As to the reset_request.inc.php operation. Hidden in that unnecessary wall of code, which I doubt you will apply the suggestions to simplify it, you have a logic mistake. You are likely testing this without actually resetting the password each time? This results in a $rowcount value > 0. The code executes the if($rowcount > 0){ logic to delete any existing tokens, but since $rowcount is not equal to 0 at that time, the code inserting the tokens, building the email, and sending the email is never executed. When you reload the page, the $rowcount is now 0, and the logic runs as expected.

In this code, you should forget about getting the $rowcount value at all, simply attempt to delete any tokens (if there are none, nothing will happen, if there are any, they will be deleted), insert the newly generated tokens, build the email, and send it.

You also need to test the value returned by the mail() call and handle it in the code, setting up an error message for the user if it fails (logging all the available information about the request so that you will know it is failing), and only display the success content if it was successful (which doesn’t actually mean the that email was sent.)

mabismad, thank you for your eye opening explanations,

No, it doesn’t. I’m not sure I understand what are BOM characters. I see it here for the first time,
In the db connect file I was told I should add this row od code:
$db->exec("SET NAMES 'utf8'");
When I uploaded my website to the hosting server and nothing worked, I made changes and removed it as I didn’t see it in any DB connection code on the web.
Is this the BOM characters ?
is it enough?
How and where do I define BOM characters in page_header.php ?
Is this the cause for the constant PHP warning

In my DB tables, all varchar type data are defined as utf8_unicode_ci
Does it have anything to do with BOM characters ? I apologise for my ignorance but can I get an explanation about it or a ling to a good and clear explanation ?

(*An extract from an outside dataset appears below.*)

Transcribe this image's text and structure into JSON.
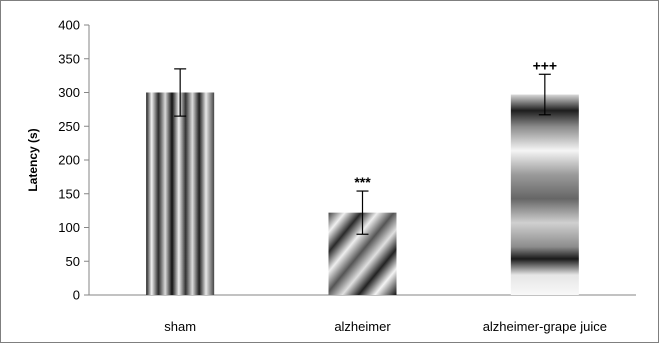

BOM (Byte Order Mark) characters are sometimes added in to the very start of your text files (the files that contain your PHP scripts, HTML code etc.) by the editor that you use to create and modify those files. They’re used in situations where you might be storing the file in a way where more than one byte represents a character, and they’re used to show which order the multiple bytes for each character are stored in.

Because they are at the very start of the file, when you execute such a file, those characters will be sent to the browser where they won’t display (just like if you had a blank space or a newline right at the start of the file), but they will cause headers to be sent.

1 Like

This topic was automatically closed 91 days after the last reply. New replies are no longer allowed.